Sports

South Kitsap's Brandon Dravis ready to move on after 4A swim & dive championships

South Kitsap swimmer Brandon Dravis, who’s alread working toward his pilot’s license, will attend UW next year on an ROTC scholarship. - File photo
South Kitsap swimmer Brandon Dravis, who’s alread working toward his pilot’s license, will attend UW next year on an ROTC scholarship.
— image credit: File photo

There are no shortages of clichés used to describe high-school seniors.

But Brandon Dravis has no use for discussions about lifestyle changes.

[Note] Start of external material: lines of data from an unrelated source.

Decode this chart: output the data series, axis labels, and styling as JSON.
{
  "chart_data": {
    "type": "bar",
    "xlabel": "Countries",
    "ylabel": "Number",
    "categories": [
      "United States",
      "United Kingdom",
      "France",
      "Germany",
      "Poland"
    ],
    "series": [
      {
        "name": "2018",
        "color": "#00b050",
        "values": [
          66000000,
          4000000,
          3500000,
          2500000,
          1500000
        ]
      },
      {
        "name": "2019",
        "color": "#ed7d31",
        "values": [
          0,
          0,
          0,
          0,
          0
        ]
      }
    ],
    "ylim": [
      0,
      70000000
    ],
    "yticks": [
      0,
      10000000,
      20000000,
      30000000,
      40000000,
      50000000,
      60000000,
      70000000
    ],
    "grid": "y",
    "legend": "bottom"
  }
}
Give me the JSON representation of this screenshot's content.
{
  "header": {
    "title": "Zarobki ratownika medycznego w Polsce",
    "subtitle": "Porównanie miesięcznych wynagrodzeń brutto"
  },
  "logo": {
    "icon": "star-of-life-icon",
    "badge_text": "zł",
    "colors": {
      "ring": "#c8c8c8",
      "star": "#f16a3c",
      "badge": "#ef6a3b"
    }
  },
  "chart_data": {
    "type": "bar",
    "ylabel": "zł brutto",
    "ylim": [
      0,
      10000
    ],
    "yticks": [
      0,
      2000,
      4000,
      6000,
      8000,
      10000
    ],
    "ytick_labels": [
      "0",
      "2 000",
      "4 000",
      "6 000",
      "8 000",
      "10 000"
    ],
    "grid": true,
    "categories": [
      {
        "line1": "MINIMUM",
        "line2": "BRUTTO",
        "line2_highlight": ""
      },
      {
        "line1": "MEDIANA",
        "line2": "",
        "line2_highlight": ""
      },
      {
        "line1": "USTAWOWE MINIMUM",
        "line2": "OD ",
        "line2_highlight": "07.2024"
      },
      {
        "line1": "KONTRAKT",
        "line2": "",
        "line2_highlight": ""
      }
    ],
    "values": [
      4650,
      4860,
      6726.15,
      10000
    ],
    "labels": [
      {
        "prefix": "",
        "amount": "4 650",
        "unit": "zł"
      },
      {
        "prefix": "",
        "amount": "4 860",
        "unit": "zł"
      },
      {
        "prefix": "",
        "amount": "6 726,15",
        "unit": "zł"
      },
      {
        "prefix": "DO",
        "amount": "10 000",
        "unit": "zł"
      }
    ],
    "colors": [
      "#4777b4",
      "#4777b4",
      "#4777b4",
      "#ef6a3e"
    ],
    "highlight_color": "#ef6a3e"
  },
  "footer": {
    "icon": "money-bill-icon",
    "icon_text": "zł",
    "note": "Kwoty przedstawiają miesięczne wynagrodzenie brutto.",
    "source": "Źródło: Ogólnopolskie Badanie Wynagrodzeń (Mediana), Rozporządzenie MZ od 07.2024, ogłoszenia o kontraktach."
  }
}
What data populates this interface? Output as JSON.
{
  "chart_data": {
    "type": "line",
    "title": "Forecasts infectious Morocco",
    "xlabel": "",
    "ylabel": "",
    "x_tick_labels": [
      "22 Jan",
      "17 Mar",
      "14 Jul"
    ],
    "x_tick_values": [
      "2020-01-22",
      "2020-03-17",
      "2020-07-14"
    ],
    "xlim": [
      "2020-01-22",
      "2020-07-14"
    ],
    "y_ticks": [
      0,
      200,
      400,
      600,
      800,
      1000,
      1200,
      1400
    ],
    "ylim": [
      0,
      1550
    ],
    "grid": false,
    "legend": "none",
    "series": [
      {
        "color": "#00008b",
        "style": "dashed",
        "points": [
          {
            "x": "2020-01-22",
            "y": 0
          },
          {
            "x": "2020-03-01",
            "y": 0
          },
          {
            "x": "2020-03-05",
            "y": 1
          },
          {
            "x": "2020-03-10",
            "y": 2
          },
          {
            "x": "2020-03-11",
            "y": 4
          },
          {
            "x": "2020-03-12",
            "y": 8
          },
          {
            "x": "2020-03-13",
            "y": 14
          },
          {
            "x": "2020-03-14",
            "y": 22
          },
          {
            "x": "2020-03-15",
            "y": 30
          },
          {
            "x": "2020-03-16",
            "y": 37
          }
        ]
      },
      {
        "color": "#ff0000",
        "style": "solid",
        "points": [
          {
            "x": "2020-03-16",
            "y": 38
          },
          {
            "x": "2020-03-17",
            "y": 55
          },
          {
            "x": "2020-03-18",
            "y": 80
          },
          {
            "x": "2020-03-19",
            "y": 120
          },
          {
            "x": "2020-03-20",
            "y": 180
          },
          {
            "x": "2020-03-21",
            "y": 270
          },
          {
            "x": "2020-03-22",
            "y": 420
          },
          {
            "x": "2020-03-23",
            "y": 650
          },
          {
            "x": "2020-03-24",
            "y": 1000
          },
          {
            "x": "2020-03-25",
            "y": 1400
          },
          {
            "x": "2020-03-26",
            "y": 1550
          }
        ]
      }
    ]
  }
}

He understands that the Class 4A state swim and dive championships today and Saturday at the King County Aquatic Center in Federal Way will be his final opportunity to compete in the sport.

And he is OK with that.

Dravis already has been accepted at the University of Washington on a ROTC scholarship. He hopes to earn an aeronautical-engineering degree and work at Boeing or the NASA.

The catalyst for that decision came two years ago when Dravis began flying private planes out of Bremerton National Airport. He said he is working toward his private pilot license and has 70 hours of airtime.

“I’m going back to flying as soon as the season is over,” said Dravis, who pilots a four-seat Cessna 172 aircraft.

He said one of his friends had a plane at the airport and asked to come fly with it. Dravis received permission from his friend’s parent.

“It was the most amazing experience,” he said. “At that moment, I knew I wanted to fly.”

Dravis joked that his interests are basically anything not on land.

“I’m air and water,” he said. “Maybe I’ll start driving seaplanes.”

The water portion begins with his mother, Janet Carmona, drove him to the pool seven years ago with the idea of getting him involved in a sport. Dravis said he initially was skeptical and his mother hardly used a hard-sell approach: like it and continue, or simply find another activity.

The result was his joining the Puget Sound Swim Club. Similar to many swimmers at South, Dravis specializes in his sport.

“The state kids all are club swimmers,” he said. “It’s a hard sport to jump into and become really good at.”

Success rarely has been an issue for Dravis. This will be the fourth consecutive year he has reached state. Perhaps his biggest challenge came as a sophomore when he gave up his preferred 200-yard individual medley in favor of the 100 freestyle after being diagnosed with tendonitis in his biceps.

“That was a rough year,” said Dravis, who returned to the 200 individual medley after altering his stroke. “I have done physical therapy and it’s become better.”

Not just the shoulder, but his performance as well.

Dravis competed on South’s 400 freestyle relay team that placed fifth at state in 3 minutes, 16.89 seconds last year. That broke the school record of 3:17.68, set in 1986.

It was the second time of the weekend that the Wolves finished fifth in a relay. South’s team of Dravis, Justin Slezak, Danny DeRego and Rousell stroked to a 1:40.32 finish in the 200 medley relay. Kamiak won that event in 1:38.56.

The Wolves broke the school record (1:41.43) that was set at districts. Before that, South’s best time was 1:42.52, in 1987.

“It’s kind of unreal, this whole experience,” Dravis said at the time.

He also placed fourth in the 200 individual medley (1:58.4) and sixth in the 100 backstroke (54.77). He set the school record in the latter event in 54.64 last year.

Dravis’ times are not quite as strong this season and coach Tami Lester-Dame said that might be the result of burnout after swimming for so many years. Regardless, she expects Dravis to qualify for the finals in both individual events and possibly place high.

“He might surprise us,” she said. “He’s a fierce competitor.”

Perhaps the biggest challenge for Dravis in at least duplicating those times is his health. He struggled through a cold at districts.

“I hate feeling sick in the first place,” he said. “Then knowing that it’s the state championships and my final meet is tough. But I still have to go for it.”